«On a pris contact avec la Ville. On va essayer de faire ça en même temps, conjointement avec la Ville», a dit Jean Brodeur, responsable des relations publiques chez Agropur. «C'est inacceptable de laisser ça sur notre terrain.»
La Voix de l'Est a révélé hier la présence de ce dépotoir illégal dans une clairière derrière les installations d'Agropur sur la rue Bernard. Les utilisateurs du site y accèdent par un petit chemin de terre débouchant sur la rue Bousquet. Les déchets sont éparpillés sur une superficie d'environ 150 mètres carrés, a-t-on pu observer. On y retrouve toutes sortes de détritus, des vieux pneus aux bouteilles de bière brisées.
Lundi, des employés municipaux tenteront de délimiter les lots où se trouvent les déchets, de manière à bien départager ceux appartenant à la Ville de ceux qui sont la propriété d'Agropur, a expliqué André Jean, directeur des travaux publics de la Ville. «On pourrait même commencer les travaux de nettoyage la journée même», a-t-il dit hier en entrevue.

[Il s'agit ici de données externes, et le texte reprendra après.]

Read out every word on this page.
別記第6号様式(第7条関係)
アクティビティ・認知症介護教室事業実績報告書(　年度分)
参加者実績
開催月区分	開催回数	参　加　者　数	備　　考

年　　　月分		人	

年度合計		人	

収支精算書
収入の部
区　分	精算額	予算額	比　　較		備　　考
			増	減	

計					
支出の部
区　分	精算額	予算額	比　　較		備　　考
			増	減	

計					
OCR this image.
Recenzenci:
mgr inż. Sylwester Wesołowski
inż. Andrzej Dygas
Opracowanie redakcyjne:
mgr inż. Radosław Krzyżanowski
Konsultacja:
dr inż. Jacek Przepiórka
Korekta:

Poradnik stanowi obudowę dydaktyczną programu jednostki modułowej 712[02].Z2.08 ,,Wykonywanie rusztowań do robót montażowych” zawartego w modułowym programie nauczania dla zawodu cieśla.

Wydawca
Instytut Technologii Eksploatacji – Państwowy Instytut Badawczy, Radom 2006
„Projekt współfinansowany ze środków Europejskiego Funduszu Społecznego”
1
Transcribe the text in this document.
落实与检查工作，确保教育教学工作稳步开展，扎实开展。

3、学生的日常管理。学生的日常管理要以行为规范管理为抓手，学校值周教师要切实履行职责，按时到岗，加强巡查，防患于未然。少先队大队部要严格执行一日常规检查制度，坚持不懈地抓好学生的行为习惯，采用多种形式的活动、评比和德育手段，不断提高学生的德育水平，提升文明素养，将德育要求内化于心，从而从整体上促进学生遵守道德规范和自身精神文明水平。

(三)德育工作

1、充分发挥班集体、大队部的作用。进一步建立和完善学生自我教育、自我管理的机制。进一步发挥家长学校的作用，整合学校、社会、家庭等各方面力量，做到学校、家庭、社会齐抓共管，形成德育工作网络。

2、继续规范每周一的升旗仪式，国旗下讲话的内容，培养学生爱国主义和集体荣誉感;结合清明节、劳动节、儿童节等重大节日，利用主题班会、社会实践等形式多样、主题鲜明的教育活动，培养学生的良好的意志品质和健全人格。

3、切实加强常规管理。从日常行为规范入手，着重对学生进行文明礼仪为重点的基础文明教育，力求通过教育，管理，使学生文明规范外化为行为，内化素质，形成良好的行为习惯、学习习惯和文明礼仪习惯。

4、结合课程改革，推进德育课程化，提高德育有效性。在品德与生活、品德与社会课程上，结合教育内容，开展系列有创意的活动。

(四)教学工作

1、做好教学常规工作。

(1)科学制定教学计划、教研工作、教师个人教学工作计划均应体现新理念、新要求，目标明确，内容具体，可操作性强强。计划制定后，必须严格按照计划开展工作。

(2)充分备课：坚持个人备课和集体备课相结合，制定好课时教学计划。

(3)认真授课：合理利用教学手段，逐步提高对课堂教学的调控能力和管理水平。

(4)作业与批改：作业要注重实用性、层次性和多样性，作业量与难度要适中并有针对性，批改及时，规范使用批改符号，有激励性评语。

Le dépotoir illégal chevauche en effet les terrains de la Ville et ceux d'Agropur. La direction d'Agropur n'est pas certaine de la limite de sa propriété. Elle possède une bande de terrain de 400 mètres de profond à partir de la rue Bernard, entre les rues Bousquet et Omer-Deslauriers. Toutefois, ses installations n'occupent qu'une petite partie de ce terrain, du côté de la rue Omer-Deslauriers.
Bloquer le site
Les travaux de nettoyage complétés, les employés de la Ville et ceux d'Agropur en profiteront pour limiter l'accès au «dépotoir». Ils enlèveront le petit ponceau de terre fabriqué par les utilisateurs du site pour passer par-dessus le fossé. Il est aussi question de mettre des blocs de béton à l'entrée du chemin. C'est ce que la Ville a fait il y a quelques années de l'autre côté de la rue Bousquet. «Il y avait là aussi un dépôt sauvage», a fait remarquer M. Jean.
Ce n'est pas la première fois que la Ville devra intervenir sur un de ses terrains pour procéder à un nettoyage de déchets. Il appert que c'est un problème récurrent. «Ce n'est pas journalier, mais couramment les gens font des dépôts sauvages, signale M. Jean. Tous les ans, on remplit trois camions 10 roues en nettoyant les berges de la rivière Yamaska.»
Qui utilise ces dépotoirs illégaux ?
«Ce sont des entrepreneurs de fin de semaine. Ils décrochent de petits contrats de rénovation, mais ne veulent pas payer pour disposer légalement de leurs déchets dans des sites autorisés», soutient M. Jean.
M. Brodeur déplore la situation. «On sait que ça déjà été une pratique à l'époque. Mais c'est dur de croire que ça se fait encore de nos jours.»